Daoism and Environmental Philosophy: Nourishing Life (Register here)

The early Daoist text the Daodejing is popularly and anachronistically thought to speak in direct ways to ecology and the environment. Such prevalent ways of reading the text persist even as they are frequently criticized in the Sinological and Daoist scholarly community. While the Daodejing was composed across different historical contexts with diverse purposes in mind, the text continues to speak to questions of how to individually and socially live and interact with human and inhuman life and the natural world.

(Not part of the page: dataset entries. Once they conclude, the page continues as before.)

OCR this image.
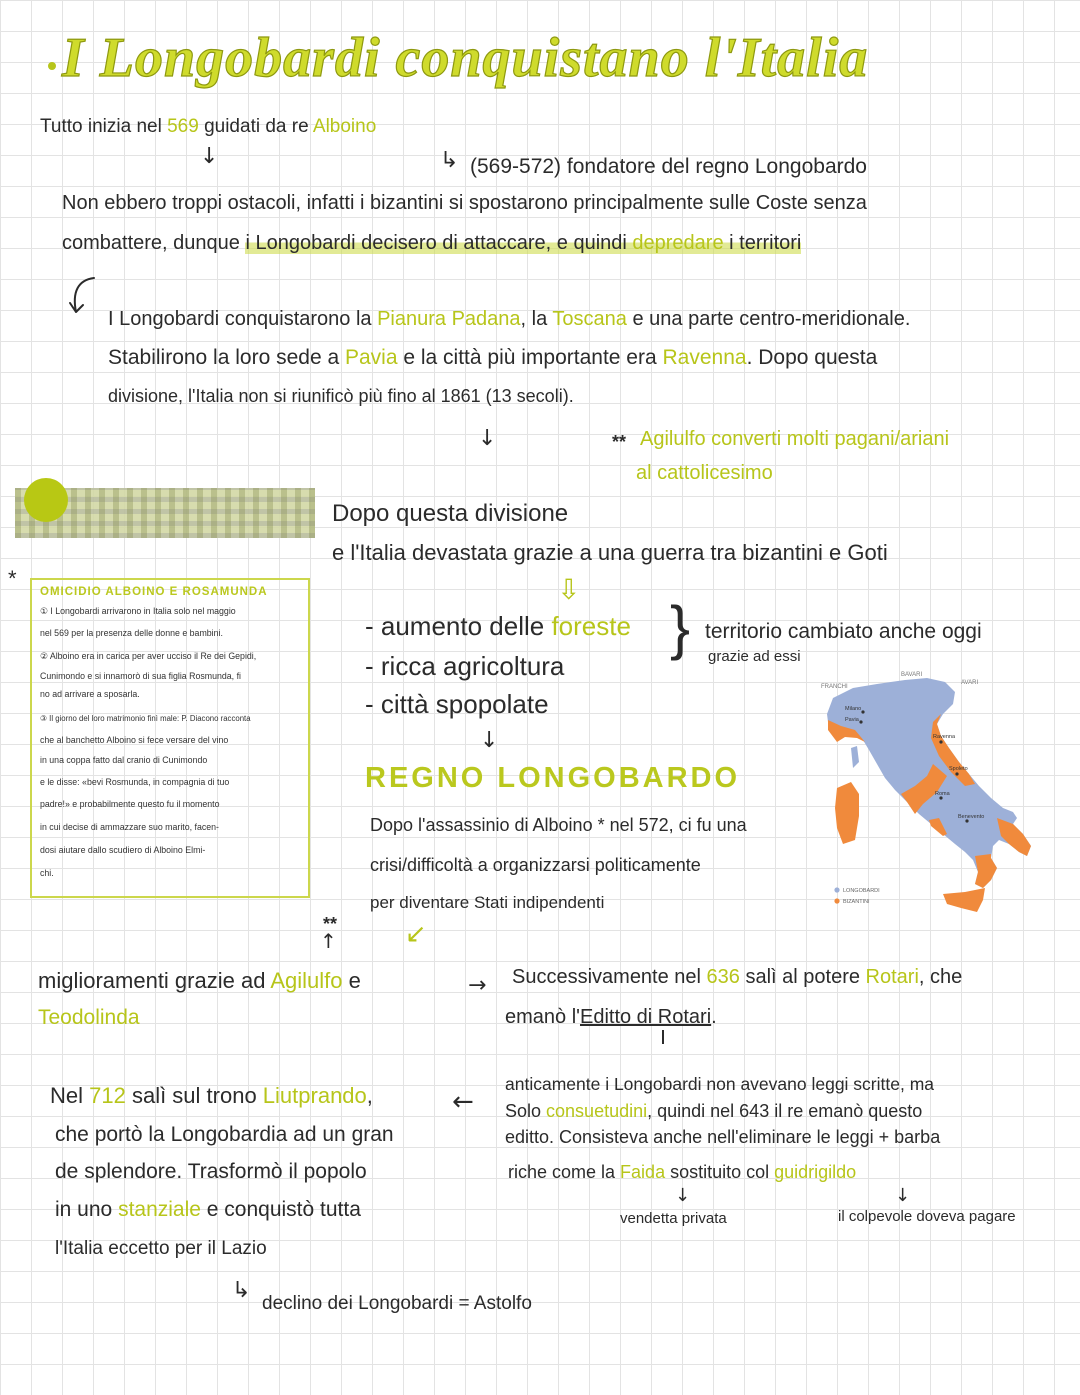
I Longobardi conquistano l'Italia
Tutto inizia nel 569 guidati da re Alboino
↓	↳ (569-572) fondatore del regno Longobardo
Non ebbero troppi ostacoli, infatti i bizantini si spostarono principalmente sulle Coste senza
combattere, dunque i Longobardi decisero di attaccare, e quindi depredare i territori
I Longobardi conquistarono la Pianura Padana, la Toscana e una parte centro-meridionale.
Stabilirono la loro sede a Pavia e la città più importante era Ravenna. Dopo questa
divisione, l'Italia non si riunificò più fino al 1861 (13 secoli).
↓	** Agilulfo converti molti pagani/ariani
al cattolicesimo
Dopo questa divisione
e l'Italia devastata grazie a una guerra tra bizantini e Goti
⇩
- aumento delle foreste
- ricca agricoltura
- città spopolate
} territorio cambiato anche oggi
grazie ad essi
↓
REGNO LONGOBARDO
Dopo l'assassinio di Alboino * nel 572, ci fu una
crisi/difficoltà a organizzarsi politicamente
per diventare Stati indipendenti
*
OMICIDIO ALBOINO E ROSAMUNDA
① I Longobardi arrivarono in Italia solo nel maggio
nel 569 per la presenza delle donne e bambini.
② Alboino era in carica per aver ucciso il Re dei Gepidi,
Cunimondo e si innamorò di sua figlia Rosmunda, fi
no ad arrivare a sposarla.
③ Il giorno del loro matrimonio finì male: P. Diacono racconta
che al banchetto Alboino si fece versare del vino
in una coppa fatto dal cranio di Cunimondo
e le disse: «bevi Rosmunda, in compagnia di tuo
padre!» e probabilmente questo fu il momento
in cui decise di ammazzare suo marito, facen-
dosi aiutare dallo scudiero di Alboino Elmi-
chi.
FRANCHI
BAVARI
AVARI
Milano
Pavia
Ravenna
Spoleto
Roma
Benevento
LONGOBARDI
BIZANTINI
**
↑	↙
miglioramenti grazie ad Agilulfo e
Teodolinda
→ Successivamente nel 636 salì al potere Rotari, che
emanò l'Editto di Rotari.
anticamente i Longobardi non avevano leggi scritte, ma
Solo consuetudini, quindi nel 643 il re emanò questo
editto. Consisteva anche nell'eliminare le leggi + barba
riche come la Faida sostituito col guidrigildo
↓	↓
vendetta privata	il colpevole doveva pagare
Nel 712 salì sul trono Liutprando,	←
che portò la Longobardia ad un gran
de splendore. Trasformò il popolo
in uno stanziale e conquistò tutta
l'Italia eccetto per il Lazio
↳
declino dei Longobardi = Astolfo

In discussing my new book Daoism and Environmental Philosophy: Nourishing Life, I reexamine the extent to which the Daodejing and other early Daoist texts can be suggestive for addressing the contemporary environmental crisis. I consider whether and how early Daoist conceptions and practices of emptying (xu 虛), stilling (jing 靜), and making plain (su 素), responsive attunement (wuwei 無為), and nourishing life (yangsheng 養生 ) can be interpreted and reimagined in critical ecological models that indicate different more nurturing ways of dwelling and becoming with our environment and the myriad things (wanwu 萬物), in their own respective tendencies and ways of becoming (ziran 自然).

 

Notes: (i)HLTH 1010 - HKUST students may attain 1.5 hours credit for the Healthy Lifestyle Course after attending the talk. (ii)This event will be recorded using video and photography.

 


Prof. Eric Nelson

About the Speaker

Eric S. Nelson is Associate Professor of Humanities at the Hong Kong University of Science and Technology, having joined in 2014.

He received his PhD from Emory University. His areas of teaching and research include modern European, East Asian, and intercultural/comparative philosophy and religion. He is particularly interested in questions of communication, interpretation, and social interaction (hermeneutics and ethics).

His other book, Chinese and Buddhist Philosophy in Early Twentieth-Century German Thought, was published in 2017 and he has published over seventy articles and book chapters on Chinese, German, and Jewish philosophy.